Single by Spike Jones and his City Slickers
- B-side: "Happy New Year"
- Released: 1948
- Recorded: December 6, 1947
- Genre: Novelty, Christmas
- Label: RCA Victor
- Songwriter: Donald Yetter Gardner

= All I Want for Christmas Is My Two Front Teeth =

"All I Want for Christmas Is My Two Front Teeth" is a novelty Christmas song written in 1944 by Donald Yetter Gardner while teaching music at public schools in Smithtown, New York. He asked his second grade class what they wanted for Christmas, and noticed that almost all of the students had at least one front tooth missing as they answered in a lisp. Gardner wrote the song in 30 minutes. In a 1995 interview, Gardner said, "I was amazed at the way that silly little song was picked up by the whole country." The song was published in 1948 after an employee of Witmark music company heard Gardner sing it at a music teachers' conference.

The song was introduced in 1948 by singing group The Satisfiers on Perry Como's radio show, and originally recorded for RCA Victor by Spike Jones and His City Slickers on December 6, 1947, with lead vocal by George Rock. The record reached the top of the pop charts in 1948, and again in 1949. The song has also been recorded by numerous other singers and performers, including Ray Stevens, George Strait, Danny Kaye with The Andrews Sisters, Urbie Green, The Platters, Dread Zeppelin, The Kelly Family, Nat King Cole (reportedly Gardner's favorite version), The Chipmunks, the Hampton String Quartet, The Three Stooges, Comedian Dick Emery and Count von Count of Sesame Street.

In the versions by Spike, The Chipmunks (Theodore on lead vocals), and Ray Stevens, the song ends with the performer yelling out, "Oh, for goodness' sakes; Happy New Year!!!!"

Homer and Jethro parodied the song as "All I Want for Christmas Is My Upper Plate", on their 1968 album Cool Crazy Christmas.

Drag performer and singer RuPaul parodied the song on his Christmas album Ho Ho Ho. In his version, the singer lists "a litany of plastic surgery requests" that he would like to receive for the holiday.

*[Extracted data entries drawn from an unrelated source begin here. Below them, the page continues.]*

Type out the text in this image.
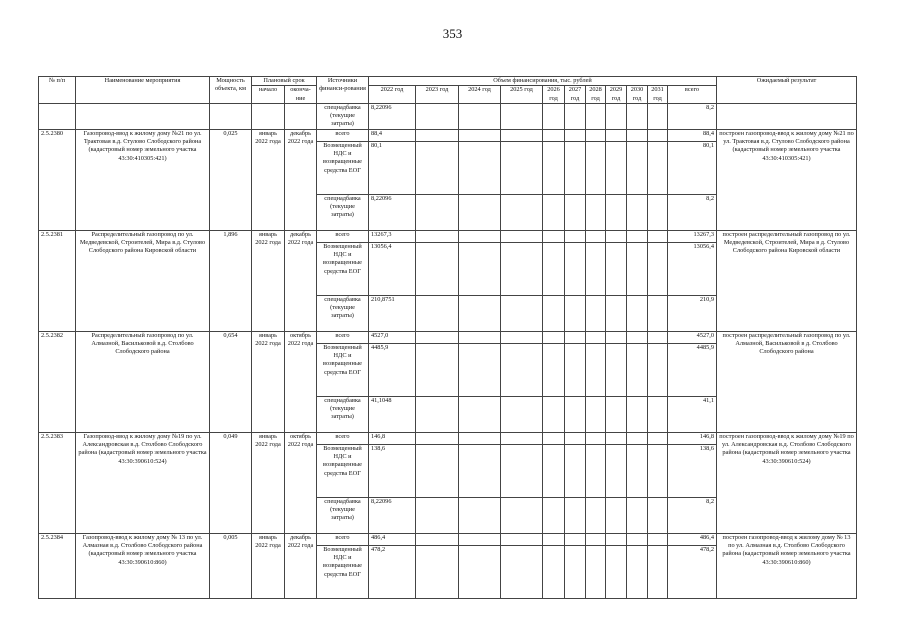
353
№ п/п	Наименование мероприятия	Мощность объекта, км	Плановый срок		Источники финанси-рования	Объем финансирования, тыс. рублей											Ожидаемый результат
			начало	оконча-ние		2022 год	2023 год	2024 год	2025 год	2026 год	2027 год	2028 год	2029 год	2030 год	2031 год	всего	
					спецнадбавка (текущие затраты)	8,22096										8,2	
2.5.2380	Газопровод-ввод к жилому дому №21 по ул. Трактовая в.д. Стулово Слободского района (кадастровый номер земельного участка 43:30:410305:421)	0,025	январь 2022 года	декабрь 2022 года	всего	88,4										88,4	построен газопровод-ввод к жилому дому №21 по ул. Трактовая в.д. Стулово Слободского района (кадастровый номер земельного участка 43:30:410305:421)
					Возмещенный НДС и возвращенные средства ЕОГ	80,1										80,1	
					спецнадбавка (текущие затраты)	8,22096										8,2	
2.5.2381	Распределительный газопровод по ул. Медведевской, Строителей, Мира в.д. Стулово Слободского района Кировской области	1,896	январь 2022 года	декабрь 2022 года	всего	13267,3										13267,3	построен распределительный газопровод по ул. Медведевской, Строителей, Мира в д. Стулово Слободского района Кировской области
					Возмещенный НДС и возвращенные средства ЕОГ	13056,4										13056,4	
					спецнадбавка (текущие затраты)	210,8751										210,9	
2.5.2382	Распределительный газопровод по ул. Алмазной, Васильковой в.д. Столбово Слободского района	0,654	январь 2022 года	октябрь 2022 года	всего	4527,0										4527,0	построен распределительный газопровод по ул. Алмазной, Васильковой в д. Столбово Слободского района
					Возмещенный НДС и возвращенные средства ЕОГ	4485,9										4485,9	
					спецнадбавка (текущие затраты)	41,1048										41,1	
2.5.2383	Газопровод-ввод к жилому дому №19 по ул. Александровская в.д. Столбово Слободского района (кадастровый номер земельного участка 43:30:390610:524)	0,049	январь 2022 года	октябрь 2022 года	всего	146,8										146,8	построен газопровод-ввод к жилому дому №19 по ул. Александровская в.д. Столбово Слободского района (кадастровый номер земельного участка 43:30:390610:524)
					Возмещенный НДС и возвращенные средства ЕОГ	138,6										138,6	
					спецнадбавка (текущие затраты)	8,22096										8,2	
2.5.2384	Газопровод-ввод к жилому дому № 13 по ул. Алмазная в.д. Столбово Слободского района (кадастровый номер земельного участка 43:30:390610:860)	0,005	январь 2022 года	декабрь 2022 года	всего	486,4										486,4	построен газопровод-ввод к жилому дому № 13 по ул. Алмазная в.д. Столбово Слободского района (кадастровый номер земельного участка 43:30:390610:860)
					Возмещенный НДС и возвращенные средства ЕОГ	478,2										478,2	
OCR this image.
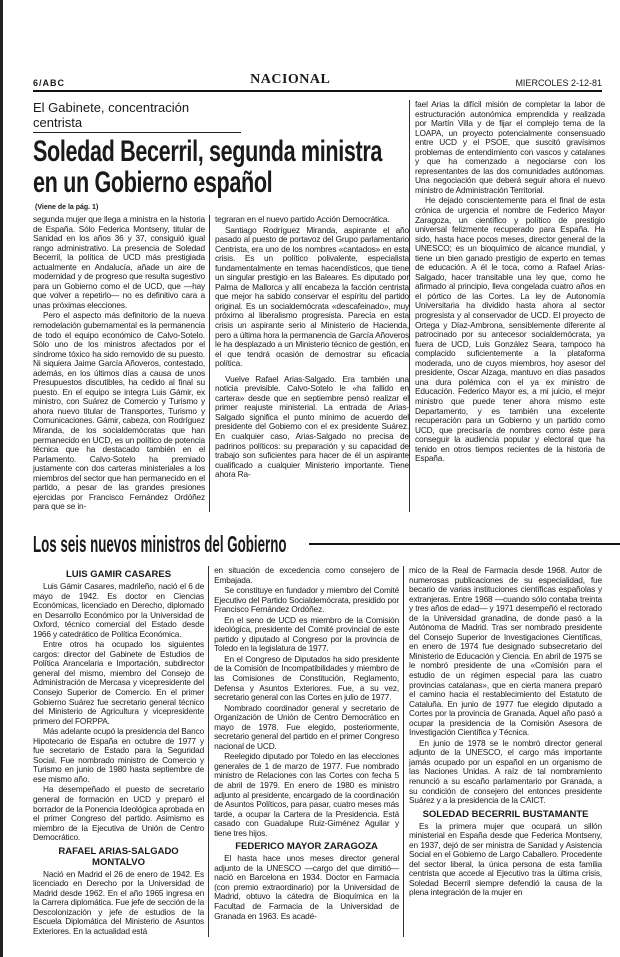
6/ABC	NACIONAL	MIERCOLES 2-12-81
El Gabinete, concentración centrista
Soledad Becerril, segunda ministra en un Gobierno español
(Viene de la pág. 1)

segunda mujer que llega a ministra en la historia de España. Sólo Federica Montseny, titular de Sanidad en los años 36 y 37, consiguió igual rango administrativo. La presencia de Soledad Becerril, la política de UCD más prestigiada actualmente en Andalucía, añade un aire de modernidad y de progreso que resulta sugestivo para un Gobierno como el de UCD, que —hay que volver a repetirlo— no es definitivo cara a unas próximas elecciones.

Pero el aspecto más definitorio de la nueva remodelación gubernamental es la permanencia de todo el equipo económico de Calvo-Sotelo. Sólo uno de los ministros afectados por el síndrome tóxico ha sido removido de su puesto. Ni siquiera Jaime García Añoveros, contestado, además, en los últimos días a causa de unos Presupuestos discutibles, ha cedido al final su puesto. En el equipo se integra Luis Gámir, ex ministro, con Suárez de Comercio y Turismo y ahora nuevo titular de Transportes, Turismo y Comunicaciones. Gámir, cabeza, con Rodríguez Miranda, de los socialdemócratas que han permanecido en UCD, es un político de potencia técnica que ha destacado también en el Parlamento. Calvo-Sotelo ha premiado justamente con dos carteras ministeriales a los miembros del sector que han permanecido en el partido, a pesar de las grandes presiones ejercidas por Francisco Fernández Ordóñez para que se in-

tegraran en el nuevo partido Acción Democrática.

Santiago Rodríguez Miranda, aspirante el año pasado al puesto de portavoz del Grupo parlamentario Centrista, era uno de los nombres «cantados» en esta crisis. Es un político polivalente, especialista fundamentalmente en temas hacendísticos, que tiene un singular prestigio en las Baleares. Es diputado por Palma de Mallorca y allí encabeza la facción centrista que mejor ha sabido conservar el espíritu del partido original. Es un socialdemócrata «descafeinado», muy próximo al liberalismo progresista. Parecía en esta crisis un aspirante serio al Ministerio de Hacienda, pero a última hora la permanencia de García Añoveros le ha desplazado a un Ministerio técnico de gestión, en el que tendrá ocasión de demostrar su eficacia política.

Vuelve Rafael Arias-Salgado. Era también una noticia previsible. Calvo-Sotelo le «ha fallido en cartera» desde que en septiembre pensó realizar el primer reajuste ministerial. La entrada de Arias-Salgado significa el punto mínimo de acuerdo del presidente del Gobierno con el ex presidente Suárez. En cualquier caso, Arias-Salgado no precisa de padrinos políticos: su preparación y su capacidad de trabajo son suficientes para hacer de él un aspirante cualificado a cualquier Ministerio importante. Tiene ahora Ra-

fael Arias la difícil misión de completar la labor de estructuración autonómica emprendida y realizada por Martín Villa y de fijar el complejo tema de la LOAPA, un proyecto potencialmente consensuado entre UCD y el PSOE, que suscitó gravísimos problemas de entendimiento con vascos y catalanes y que ha comenzado a negociarse con los representantes de las dos comunidades autónomas. Una negociación que deberá seguir ahora el nuevo ministro de Administración Territorial.

He dejado conscientemente para el final de esta crónica de urgencia el nombre de Federico Mayor Zaragoza, un científico y político de prestigio universal felizmente recuperado para España. Ha sido, hasta hace pocos meses, director general de la UNESCO; es un bioquímico de alcance mundial, y tiene un bien ganado prestigio de experto en temas de educación. A él le toca, como a Rafael Arias-Salgado, hacer transitable una ley que, como he afirmado al principio, lleva congelada cuatro años en el pórtico de las Cortes. La ley de Autonomía Universitaria ha dividido hasta ahora al sector progresista y al conservador de UCD. El proyecto de Ortega y Díaz-Ambrona, sensiblemente diferente al patrocinado por su antecesor socialdemócrata, ya fuera de UCD, Luis González Seara, tampoco ha complacido suficientemente a la plataforma moderada, uno de cuyos miembros, hoy asesor del presidente, Oscar Alzaga, mantuvo en días pasados una dura polémica con el ya ex ministro de Educación. Federico Mayor es, a mi juicio, el mejor ministro que puede tener ahora mismo este Departamento, y es también una excelente recuperación para un Gobierno y un partido como UCD, que precisaría de nombres como éste para conseguir la audiencia popular y electoral que ha tenido en otros tiempos recientes de la historia de España.

Los seis nuevos ministros del Gobierno

LUIS GAMIR CASARES

Luis Gámir Casares, madrileño, nació el 6 de mayo de 1942. Es doctor en Ciencias Económicas, licenciado en Derecho, diplomado en Desarrollo Económico por la Universidad de Oxford, técnico comercial del Estado desde 1966 y catedrático de Política Económica.

Entre otros ha ocupado los siguientes cargos: director del Gabinete de Estudios de Política Arancelaria e Importación, subdirector general del mismo, miembro del Consejo de Administración de Mercasa y vicepresidente del Consejo Superior de Comercio. En el primer Gobierno Suárez fue secretario general técnico del Ministerio de Agricultura y vicepresidente primero del FORPPA.

Más adelante ocupó la presidencia del Banco Hipotecario de España en octubre de 1977 y fue secretario de Estado para la Seguridad Social. Fue nombrado ministro de Comercio y Turismo en junio de 1980 hasta septiembre de ese mismo año.

Ha desempeñado el puesto de secretario general de formación en UCD y preparó el borrador de la Ponencia Ideológica aprobada en el primer Congreso del partido. Asimismo es miembro de la Ejecutiva de Unión de Centro Democrático.

RAFAEL ARIAS-SALGADO MONTALVO

Nació en Madrid el 26 de enero de 1942. Es licenciado en Derecho por la Universidad de Madrid desde 1962. En el año 1965 ingresa en la Carrera diplomática. Fue jefe de sección de la Descolonización y jefe de estudios de la Escuela Diplomática del Ministerio de Asuntos Exteriores. En la actualidad está

en situación de excedencia como consejero de Embajada.

Se constituye en fundador y miembro del Comité Ejecutivo del Partido Socialdemócrata, presidido por Francisco Fernández Ordóñez.

En el seno de UCD es miembro de la Comisión ideológica, presidente del Comité provincial de este partido y diputado al Congreso por la provincia de Toledo en la legislatura de 1977.

En el Congreso de Diputados ha sido presidente de la Comisión de Incompatibilidades y miembro de las Comisiones de Constitución, Reglamento, Defensa y Asuntos Exteriores. Fue, a su vez, secretario general con las Cortes en julio de 1977.

Nombrado coordinador general y secretario de Organización de Unión de Centro Democrático en mayo de 1978. Fue elegido, posteriormente, secretario general del partido en el primer Congreso nacional de UCD.

Reelegido diputado por Toledo en las elecciones generales de 1 de marzo de 1977. Fue nombrado ministro de Relaciones con las Cortes con fecha 5 de abril de 1979. En enero de 1980 es ministro adjunto al presidente, encargado de la coordinación de Asuntos Políticos, para pasar, cuatro meses más tarde, a ocupar la Cartera de la Presidencia. Está casado con Guadalupe Ruiz-Giménez Aguilar y tiene tres hijos.

FEDERICO MAYOR ZARAGOZA

El hasta hace unos meses director general adjunto de la UNESCO —cargo del que dimitió— nació en Barcelona en 1934. Doctor en Farmacia (con premio extraordinario) por la Universidad de Madrid, obtuvo la cátedra de Bioquímica en la Facultad de Farmacia de la Universidad de Granada en 1963. Es acadé-

mico de la Real de Farmacia desde 1968. Autor de numerosas publicaciones de su especialidad, fue becario de varias instituciones científicas españolas y extranjeras. Entre 1968 —cuando sólo contaba treinta y tres años de edad— y 1971 desempeñó el rectorado de la Universidad granadina, de donde pasó a la Autónoma de Madrid. Tras ser nombrado presidente del Consejo Superior de Investigaciones Científicas, en enero de 1974 fue designado subsecretario del Ministerio de Educación y Ciencia. En abril de 1975 se le nombró presidente de una «Comisión para el estudio de un régimen especial para las cuatro provincias catalanas», que en cierta manera preparó el camino hacia el restablecimiento del Estatuto de Cataluña. En junio de 1977 fue elegido diputado a Cortes por la provincia de Granada. Aquel año pasó a ocupar la presidencia de la Comisión Asesora de Investigación Científica y Técnica.

En junio de 1978 se le nombró director general adjunto de la UNESCO, el cargo más importante jamás ocupado por un español en un organismo de las Naciones Unidas. A raíz de tal nombramiento renunció a su escaño parlamentario por Granada, a su condición de consejero del entonces presidente Suárez y a la presidencia de la CAICT.

SOLEDAD BECERRIL BUSTAMANTE

Es la primera mujer que ocupará un sillón ministerial en España desde que Federica Montseny, en 1937, dejó de ser ministra de Sanidad y Asistencia Social en el Gobierno de Largo Caballero. Procedente del sector liberal, la única persona de esta familia centrista que accede al Ejecutivo tras la última crisis, Soledad Becerril siempre defendió la causa de la plena integración de la mujer en
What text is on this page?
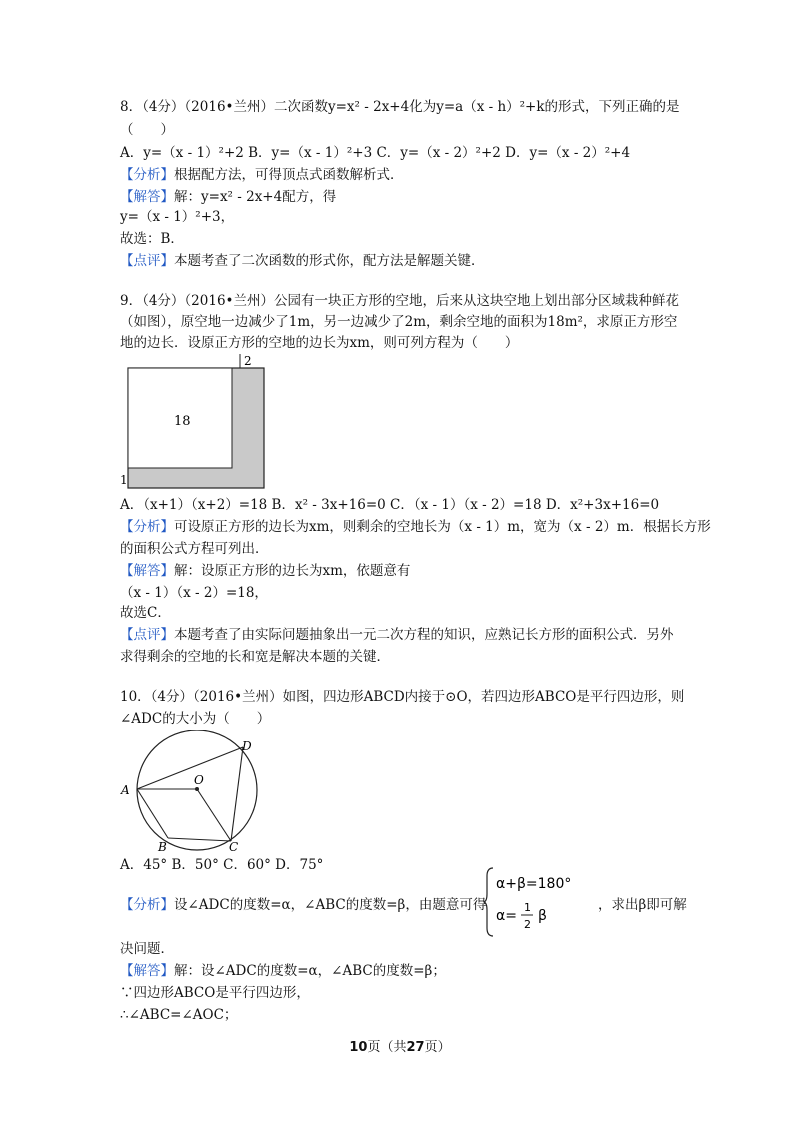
8．（4分）（2016•兰州）二次函数y=x² - 2x+4化为y=a（x - h）²+k的形式，下列正确的是
（　　）
A．y=（x - 1）²+2 B．y=（x - 1）²+3 C．y=（x - 2）²+2 D．y=（x - 2）²+4
【分析】根据配方法，可得顶点式函数解析式．
【解答】解：y=x² - 2x+4配方，得
y=（x - 1）²+3，
故选：B．
【点评】本题考查了二次函数的形式你，配方法是解题关键．
9．（4分）（2016•兰州）公园有一块正方形的空地，后来从这块空地上划出部分区域栽种鲜花
（如图），原空地一边减少了1m，另一边减少了2m，剩余空地的面积为18m²，求原正方形空
地的边长．设原正方形的空地的边长为xm，则可列方程为（　　）
2
18
1
A．（x+1）（x+2）=18 B．x² - 3x+16=0 C．（x - 1）（x - 2）=18 D．x²+3x+16=0
【分析】可设原正方形的边长为xm，则剩余的空地长为（x - 1）m，宽为（x - 2）m．根据长方形
的面积公式方程可列出．
【解答】解：设原正方形的边长为xm，依题意有
（x - 1）（x - 2）=18，
故选C．
【点评】本题考查了由实际问题抽象出一元二次方程的知识，应熟记长方形的面积公式．另外
求得剩余的空地的长和宽是解决本题的关键．
10．（4分）（2016•兰州）如图，四边形ABCD内接于⊙O，若四边形ABCO是平行四边形，则
∠ADC的大小为（　　）
A
O
D
B	C
A．45° B．50° C．60° D．75°
【分析】设∠ADC的度数=α，∠ABC的度数=β，由题意可得
α+β=180°
α=
1
2
β
，求出β即可解
决问题．
【解答】解：设∠ADC的度数=α，∠ABC的度数=β；
∵四边形ABCO是平行四边形，
∴∠ABC=∠AOC；
10页（共27页）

In 1986, the song title was parodied in "All I Want for Christmas Is a Dukla Prague Away Kit" by the band Half Man Half Biscuit on The Trumpton Riots EP.

Country music parodist Cledus T. Judd parodied the song on his 2002 Christmas album Cledus Navidad. Titled "All I Want for Christmas Is Two Gold Front Teef", Judd's parody is performed in rap.

The Spike Jones version of "All I Want for Christmas Is My Two Front Teeth" was inducted into the Grammy Hall of Fame in 2007.